Ontario's enforcement program includes a range of audit, investigation and inspection activities.
The Gasoline Tax Act (the Act) provides for numerous fines and penalties for persons who are involved in gasoline activities without authorization. Here are some examples.
Failure to Collect
A collector, importer, wholesaler, or retailer who fails to collect the required tax may be assessed a penalty equal to 110 per cent of the tax not collected.
Further, the Act provides that any collector, importer, wholesaler, or retailer who fails to collect the tax required, is liable upon conviction, to pay a fine equal to three times the tax not collected.
Failure to File
Returns not filed, filed late or with less than the required amount of tax, may result in assessed penalties of 10 per cent of the tax collectable and five per cent of the tax payable.
Excess Unverifiable Losses
The Act provides for the assessment of a penalty where product loss by a collector is found to be in excess of a prescribed threshold. The penalty, if assessed, will be equal to the amount of tax that would have been collectable if the excess unverifiable product loss had been product sold to a consumer in Ontario.

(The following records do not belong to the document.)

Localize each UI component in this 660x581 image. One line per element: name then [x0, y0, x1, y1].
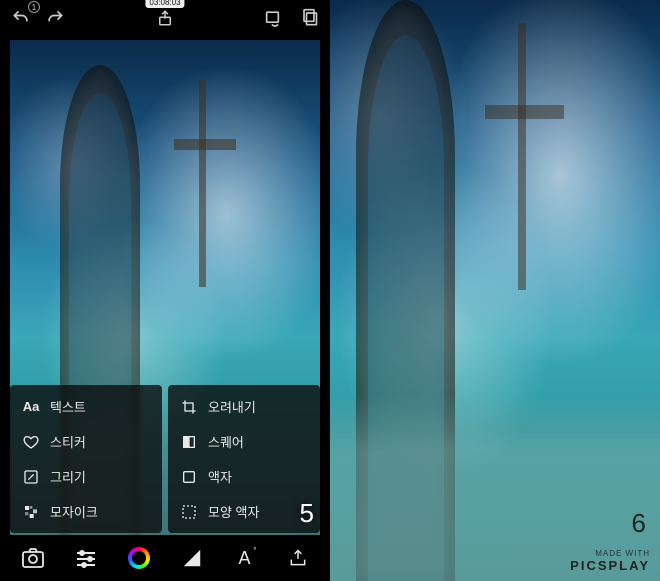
result-cross-h [485, 105, 564, 119]
color-ring-icon [128, 547, 150, 569]
camera-icon [21, 547, 45, 569]
text-tool-button[interactable]: A° [229, 542, 261, 574]
color-button[interactable] [123, 542, 155, 574]
menu-item-square[interactable]: 스퀘어 [168, 424, 320, 459]
timestamp-pill: 03:08:03 [145, 0, 184, 8]
sliders-icon [74, 547, 98, 569]
menu-item-label: 그리기 [50, 467, 86, 486]
menu-item-label: 모자이크 [50, 502, 98, 521]
levels-button[interactable] [176, 542, 208, 574]
redo-button[interactable] [44, 7, 66, 29]
text-aa-icon: Aa [22, 398, 40, 416]
menu-item-shape-frame[interactable]: 모양 액자 [168, 494, 320, 529]
camera-button[interactable] [17, 542, 49, 574]
layers-icon [299, 8, 319, 28]
menu-item-label: 모양 액자 [208, 502, 259, 521]
undo-badge: 1 [28, 1, 40, 13]
crop-icon [180, 398, 198, 416]
tool-menu-col-1: Aa 텍스트 스티커 그리기 모자이크 [10, 385, 162, 533]
top-toolbar-left: 1 [10, 7, 66, 29]
menu-item-label: 스퀘어 [208, 432, 244, 451]
bottom-toolbar: A° [0, 535, 330, 581]
result-panel: 6 MADE WITH PICSPLAY [330, 0, 660, 581]
result-cross-v [518, 23, 526, 290]
layers-button[interactable] [298, 7, 320, 29]
share-button[interactable]: 03:08:03 [154, 7, 176, 29]
page-number-right: 6 [632, 508, 646, 539]
menu-item-draw[interactable]: 그리기 [10, 459, 162, 494]
menu-item-text[interactable]: Aa 텍스트 [10, 389, 162, 424]
adjust-button[interactable] [70, 542, 102, 574]
shape-frame-icon [180, 503, 198, 521]
mosaic-icon [22, 503, 40, 521]
menu-item-label: 텍스트 [50, 397, 86, 416]
share-up-icon [156, 8, 174, 28]
canvas-cross-v [199, 80, 206, 288]
undo-icon [11, 8, 31, 28]
page-number-left: 5 [300, 498, 314, 529]
compare-icon [265, 9, 285, 27]
export-icon [288, 547, 308, 569]
heart-icon [22, 433, 40, 451]
compare-button[interactable] [264, 7, 286, 29]
menu-item-frame[interactable]: 액자 [168, 459, 320, 494]
top-toolbar: 1 03:08:03 [0, 0, 330, 36]
square-half-icon [180, 433, 198, 451]
menu-item-label: 스티커 [50, 432, 86, 451]
menu-item-mosaic[interactable]: 모자이크 [10, 494, 162, 529]
menu-item-label: 액자 [208, 467, 232, 486]
frame-icon [180, 468, 198, 486]
top-toolbar-right [264, 7, 320, 29]
text-a-icon: A° [238, 548, 250, 569]
editor-panel: 1 03:08:03 Aa [0, 0, 330, 581]
tool-menu-col-2: 오려내기 스퀘어 액자 모양 액자 [168, 385, 320, 533]
canvas-cross-h [174, 139, 236, 150]
export-button[interactable] [282, 542, 314, 574]
menu-item-label: 오려내기 [208, 397, 256, 416]
watermark-brand: PICSPLAY [570, 558, 650, 573]
menu-item-crop[interactable]: 오려내기 [168, 389, 320, 424]
watermark-made: MADE WITH [570, 549, 650, 558]
menu-item-sticker[interactable]: 스티커 [10, 424, 162, 459]
levels-icon [181, 547, 203, 569]
redo-icon [45, 8, 65, 28]
watermark: MADE WITH PICSPLAY [570, 549, 650, 573]
tool-menu: Aa 텍스트 스티커 그리기 모자이크 [10, 385, 320, 533]
pencil-icon [22, 468, 40, 486]
undo-button[interactable]: 1 [10, 7, 32, 29]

Over a 36 month period, tax collectors are required to reconcile the volume of products in opening inventories, received, or manufactured, with the volume of product, which can be accounted for by way of taxable sales, tax exempt sales, exports, closing inventories and losses from known causes (theft, fire, contamination, reported spillage). Unverifiable losses result when product cannot be accounted for in the reconciliation.